Can you receive a fax while driving?
March 20, 2006 10:01 PM   Subscribe

I have a friend who is a trucker and he wants to know if there's way to receive faxes while on the road. He either wants a fax machine that could receive while he's in route or....

I was wondering if there was any decent Internet mobile connections out there that could perhaps run a laptop on the road and then he could receive faxes via a service like eFax or something similar. A printed out hard copy is essential for when he arrives at his destinations. He needs to be able to do this while on the road 'cause "time is money!" Is this a viable proposition? Any and all ideas/solutions are welcomed!
posted by thebarron to Computers & Internet (11 answers total)
 
In route, huh? Because as a trucker, he no doubt stops at Flying J Truck Stops a lot in the course of his work -- he can't have folks fax him at the next Flying J on his route, then stop there and get the fax?
posted by GaelFC at 10:11 PM on March 20, 2006


Response by poster: I forgot to mention that he drives strictly within California between the SF Bay area and the LA area. His main route is 101 and occasionally I-5 up the Central Valley.
posted by thebarron at 10:17 PM on March 20, 2006


efax would convert a fax sent to an efax number into an email attachment in his inbox. The efax files aren't too big, and on a slow 20kbps GPRS connection, you could probably download a fax in 3 to 5 minutes. Printing would be tougher, either he'd have to use a laptop printing on a truck stop printer, or have a portable printer in his truck.

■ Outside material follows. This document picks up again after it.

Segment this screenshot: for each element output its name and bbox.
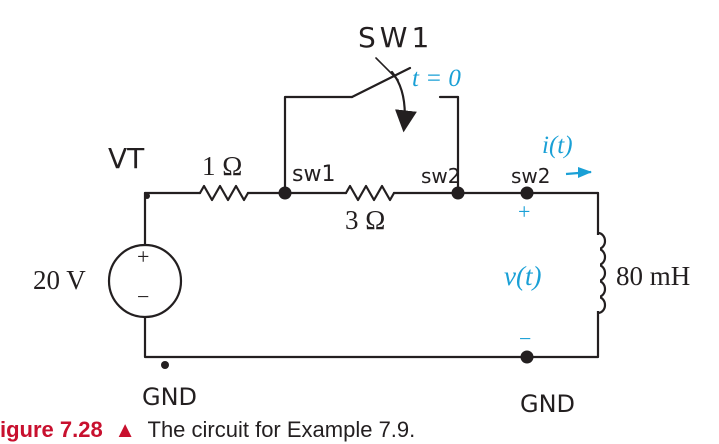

It doesn't seem too hard to do actually. An efax account is about ten bucks a month and on t-mobile, an unlimited VPN GPRS connection with your phone is $20 a month (he'll need a bluetooth phone and a laptop that has bluetooth to use it wirelessly as a modem).
posted by mathowie at 10:23 PM on March 20, 2006


This looks like a clue -- Obviously your friend would need a device that matches the available services in the area.
posted by krisjohn at 10:54 PM on March 20, 2006


He is looking for fax to email. If you search for unified messaging, you will find choices. I have not tried them, but voicefaxemail.com for $5/month will do the receive part. With a portable printer, a laptop, and wireless internet you could print your email/fax while on the go.
posted by gearspring at 11:05 PM on March 20, 2006


The Possio PM-70 cellular fax thingie seems to be available in the us at www.hightech-store.com.
posted by insomnus at 12:02 AM on March 21, 2006


Why does he need to print? Just annotate the fax form electronically, fax it back via efax. Done.
posted by mmdei at 2:59 AM on March 21, 2006


Probably the most reliable way to have his "fax machine" always reachable would be to use some service like eFax or the like to receive the faxes, then get a laptop with a cellular data service to download the faxes that get emailed to him via his fax service. Might not be the most economical approach, but it would give him internet access (slow) on the road.
posted by jduckles at 4:06 AM on March 21, 2006


Any EVDO account will work nicely, but GPRS is *much* more affordable. EVDO can be had by either Sprint or Verizon, but it's around $60-$80/month, and, just as time is money... so is money... money.

EVDO is broadband-internet that works in moving vehicles and what have you. His route would work flawlessly (Select bottom radio option) for EVDO, and he'd be able to... I don't know, stream internet radio on a laptop while he drives, too.

Of course, you'd have to use some other form of broadband-delivered fax service, like the eFax concept you mention above, but it's definitely a quick route to the internet.

GPRS, while less reliable and generally a lot slower, might do exactly what he needs. And near-every GSM carrier offers it.
posted by disillusioned at 5:34 AM on March 21, 2006


I've been using j2, another fax-to-email service, quite happily. If he's got a laptop with wifi, he can download his e-mail at a truck stop and deal with the faxes then.

Annotating faxes on-screen is a little tedious, but entirely possible (there may be better software for this than I'm using). I've got a scan of my signature that I paste in where needed, type in "X"s on forms where needed, and email-to-fax back the resulting file.
posted by adamrice at 7:45 AM on March 21, 2006


I highyly recommend godaddy's efaxing service. cheap, great interface, don't have to download any extra software. I know that wasn't exactly the question, but if it turns out efaxing is for him, try their service.